Graduation Date

Fall 12-18-2015

Document Type


Degree Name

Doctor of Philosophy (PhD)


Pathology & Microbiology

First Advisor

Wing C. Chan

Second Advisor

Kai Fu


Follicular lymphoma (FL) is the second most common lymphoma in the United States. Although it is generally an indolent lymphoma, FL is not curable, and, in about 30% of patients, the FL undergoes transformation into an aggressive lymphoma (tFL) with marked worsening of prognosis. To identify mutations preferentially present in tFL, we performed whole exome sequencing (WES) on paired FL and tFL arising in the same patients and developed a mutational analysis pipeline. After we identified potentially important genes that have been found to be mutated in our paired FL and tFL study, we constructed a custom capture platform including these genes as well as other genes known to be mutated in B-cell lymphomas. We were able to use this focused sequencing platform to analyze additional samples at greater sequencing depth. Clonal architecture and evolution can be readily identified; however, the DNA samples were fragmented using restriction enzymes, which compromised duplicate analysis.

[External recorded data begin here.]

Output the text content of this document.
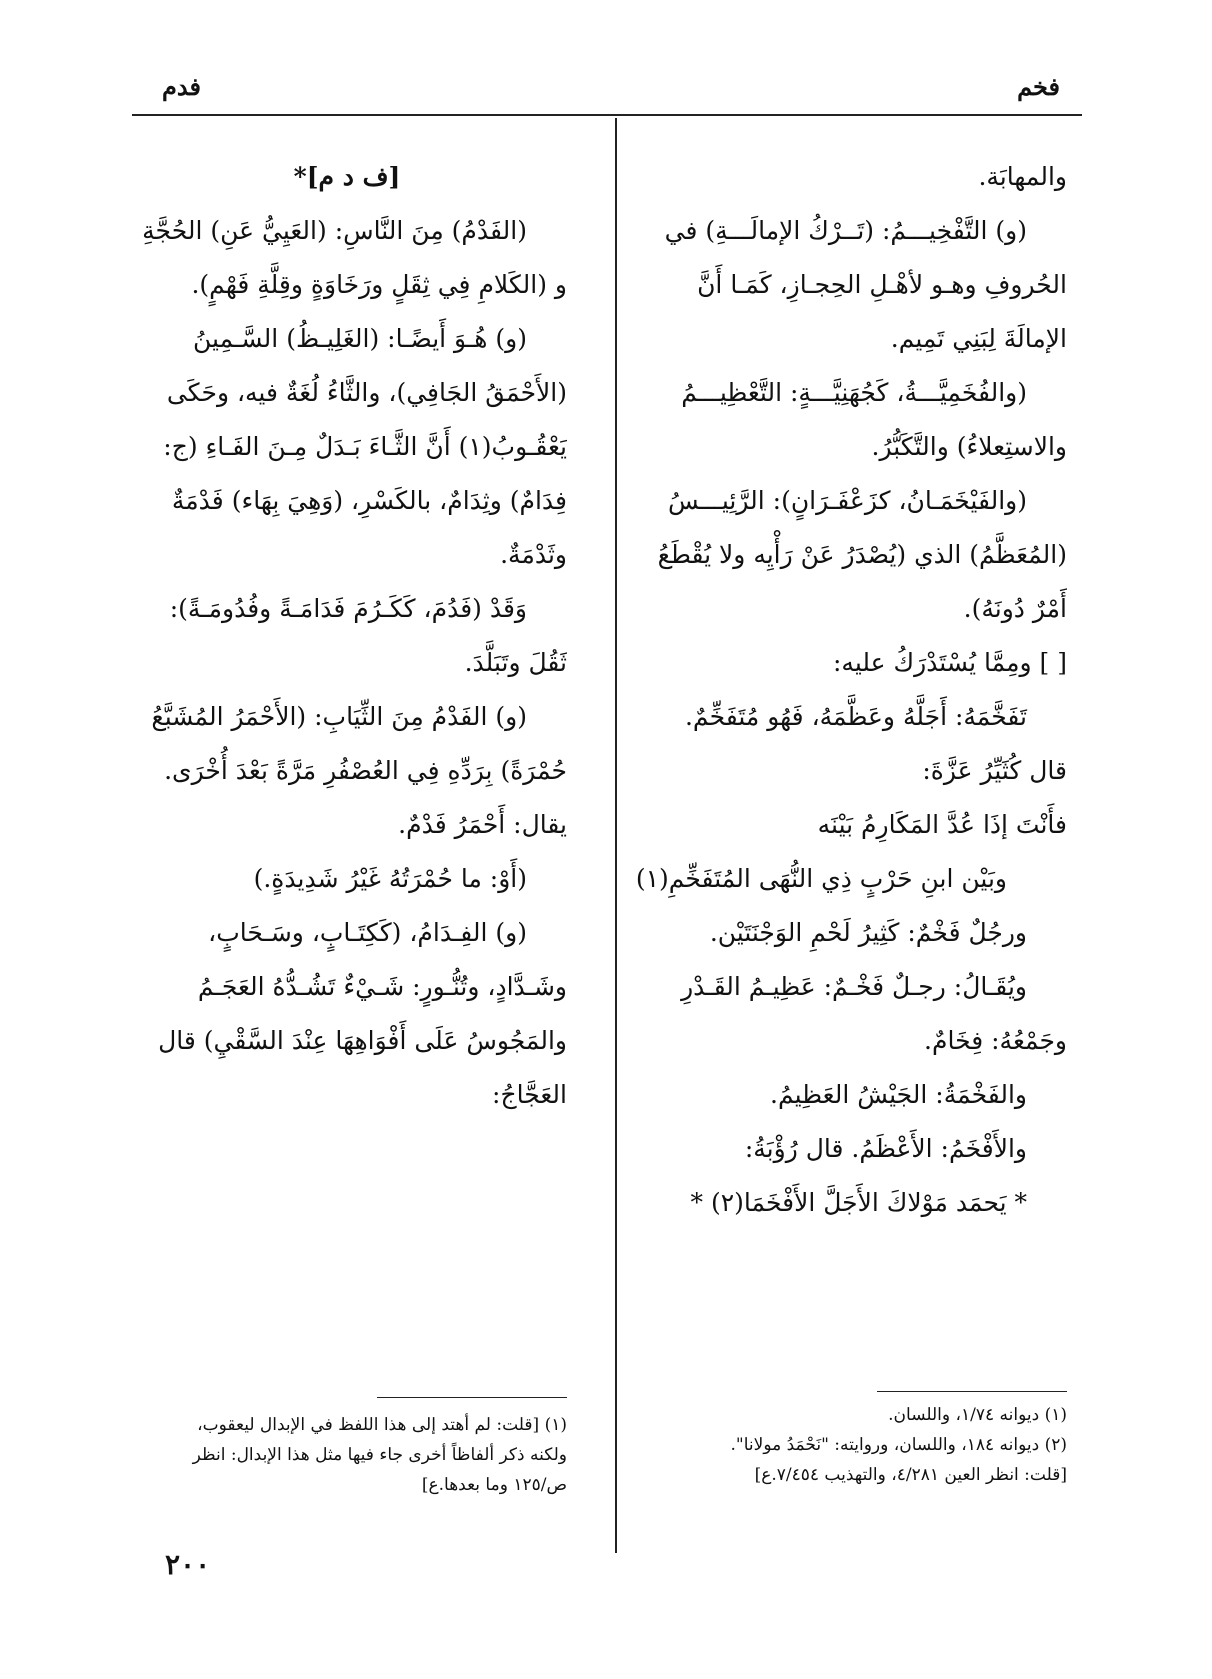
فخم
فدم
والمهابَة.
(و) التَّفْخِيـــمُ: (تَــرْكُ الإمالَـــةِ) في
الحُروفِ وهـو لأهْـلِ الحِجـازِ، كَمَـا أَنَّ
الإمالَةَ لِبَنِي تَمِيم.
(والفُخَمِيَّـــةُ، كَجُهَنِيَّـــةٍ: التَّعْظِيـــمُ
والاستِعلاءُ) والتَّكَبُّرُ.
(والفَيْخَمَـانُ، كزَعْفَـرَانٍ): الرَّئِيـــسُ
(المُعَظَّمُ) الذي (يُصْدَرُ عَنْ رَأْيِه ولا يُقْطَعُ
أَمْرٌ دُونَهُ).
[ ] ومِمَّا يُسْتَدْرَكُ عليه:
تَفَخَّمَهُ: أَجَلَّهُ وعَظَّمَهُ، فَهُو مُتَفَخِّمٌ.
قال كُثَيِّرُ عَزَّةَ:
فأَنْتَ إذَا عُدَّ المَكَارِمُ بَيْنَه
وبَيْن ابنِ حَرْبٍ ذِي النُّهَى المُتَفَخِّمِ(١)
ورجُلٌ فَخْمٌ: كَثِيرُ لَحْمِ الوَجْنَتَيْن.
ويُقَـالُ: رجـلٌ فَخْـمٌ: عَظِيـمُ القَـدْرِ
وجَمْعُهُ: فِخَامٌ.
والفَخْمَةُ: الجَيْشُ العَظِيمُ.
والأَفْخَمُ: الأَعْظَمُ. قال رُؤْبَةُ:
* يَحمَد مَوْلاكَ الأَجَلَّ الأَفْخَمَا(٢) *
[ف د م]*
(الفَدْمُ) مِنَ النَّاسِ: (العَيِيُّ عَنِ) الحُجَّةِ
و (الكَلامِ فِي ثِقَلٍ ورَخَاوَةٍ وقِلَّةِ فَهْمٍ).
(و) هُـوَ أَيضًـا: (الغَلِيـظُ) السَّـمِينُ
(الأَحْمَقُ الجَافِي)، والثَّاءُ لُغَةٌ فيه، وحَكَى
يَعْقُـوبُ(١) أَنَّ الثَّـاءَ بَـدَلٌ مِـنَ الفَـاءِ (ج:
فِدَامٌ) وثِدَامٌ، بالكَسْرِ، (وَهِيَ بِهَاء) فَدْمَةٌ
وثَدْمَةٌ.
وَقَدْ (فَدُمَ، كَكَـرُمَ فَدَامَـةً وفُدُومَـةً):
ثَقُلَ وتَبَلَّدَ.
(و) الفَدْمُ مِنَ الثِّيَابِ: (الأَحْمَرُ المُشَبَّعُ
حُمْرَةً) بِرَدِّهِ فِي العُصْفُرِ مَرَّةً بَعْدَ أُخْرَى.
يقال: أَحْمَرُ فَدْمٌ.
(أَوْ: ما حُمْرَتُهُ غَيْرُ شَدِيدَةٍ.)
(و) الفِـدَامُ، (كَكِتَـابٍ، وسَـحَابٍ،
وشَـدَّادٍ، وتُنُّـورٍ: شَـيْءٌ تَشُـدُّهُ العَجَـمُ
والمَجُوسُ عَلَى أَفْوَاهِهَا عِنْدَ السَّقْيِ) قال
العَجَّاجُ:
(١) ديوانه ١/٧٤، واللسان.
(٢) ديوانه ١٨٤، واللسان، وروايته: "نَحْمَدُ مولانا".
[قلت: انظر العين ٤/٢٨١، والتهذيب ٧/٤٥٤.ع]
(١) [قلت: لم أهتد إلى هذا اللفظ في الإبدال ليعقوب،
ولكنه ذكر ألفاظاً أخرى جاء فيها مثل هذا الإبدال: انظر
ص/١٢٥ وما بعدها.ع]
٢٠٠
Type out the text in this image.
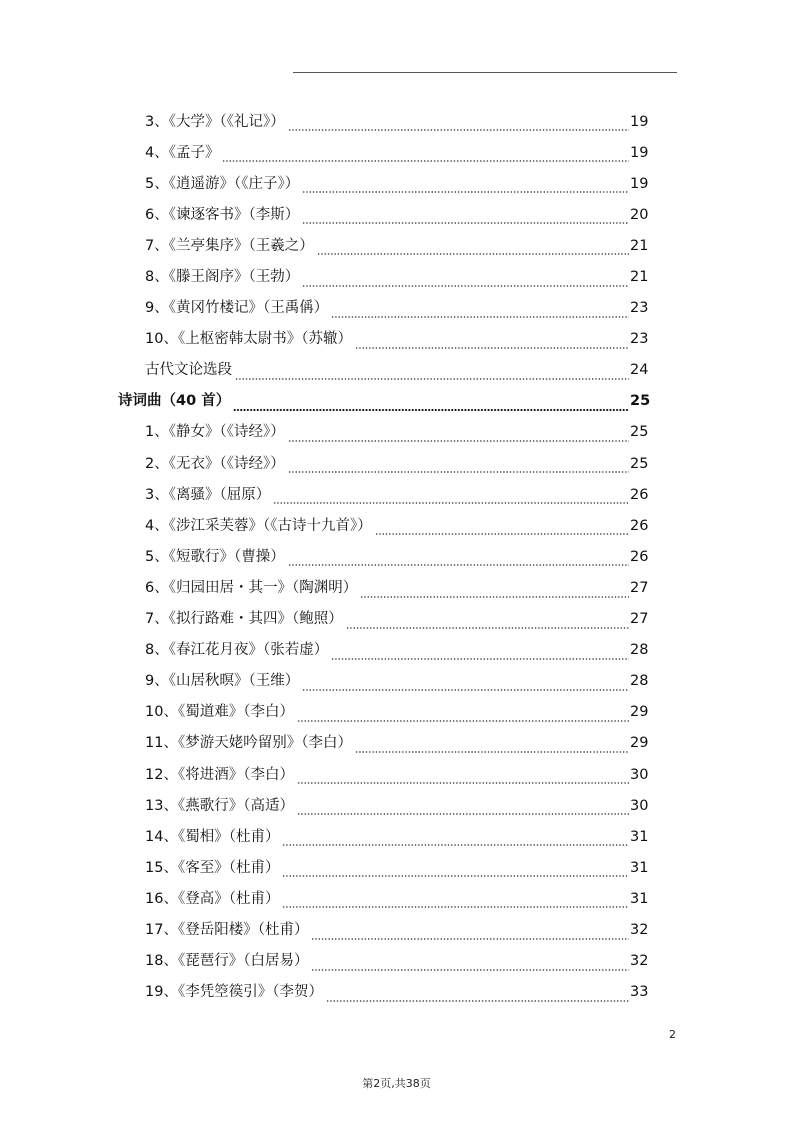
3、《大学》（《礼记》）	19
4、《孟子》	19
5、《逍遥游》（《庄子》）	19
6、《谏逐客书》（李斯）	20
7、《兰亭集序》（王羲之）	21
8、《滕王阁序》（王勃）	21
9、《黄冈竹楼记》（王禹偁）	23
10、《上枢密韩太尉书》（苏辙）	23
古代文论选段	24
诗词曲（40 首）	25
1、《静女》（《诗经》）	25
2、《无衣》（《诗经》）	25
3、《离骚》（屈原）	26
4、《涉江采芙蓉》（《古诗十九首》）	26
5、《短歌行》（曹操）	26
6、《归园田居・其一》（陶渊明）	27
7、《拟行路难・其四》（鲍照）	27
8、《春江花月夜》（张若虚）	28
9、《山居秋暝》（王维）	28
10、《蜀道难》（李白）	29
11、《梦游天姥吟留别》（李白）	29
12、《将进酒》（李白）	30
13、《燕歌行》（高适）	30
14、《蜀相》（杜甫）	31
15、《客至》（杜甫）	31
16、《登高》（杜甫）	31
17、《登岳阳楼》（杜甫）	32
18、《琵琶行》（白居易）	32
19、《李凭箜篌引》（李贺）	33
2
第2页,共38页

We developed a new approach with a statistical model to solve the problems. Samples from uninvolved tissue of the same patients are commonly used to distinguish germline variants from somatic mutations; however, the germline DNA was often not available for our samples. , We designed a filtering based method to limit the number of germline variants that would be mistakenly called somatic mutations and validated this approach using a dataset with paired normal samples. We also introduced a novel idea based on machine learning to predict somatic mutations from paired FL and tFL samples without healthy tissue. Five machine learning algorithms were tested in datasets with known somatic mutations, and their performance was evaluated by statistical measures. The results indicated somatic mutations can be reliably predicted. In order to provide complementary information, we integrated our mutation data with copy number abnormality data and found genes more frequently mutated in tFL cases. The recurrently mutated genes are often involved in epigenetic regulation, the JAK-STAT or the NF-κB pathway, immune surveillance, and cell cycle regulation, or are transcription factors involved in B cell development. As no entirely tFL specific mutations are found, the transformation event needs to cooperate with pre-existing alterations and future studies will focus on identifying cooperative mutations for FL transformation.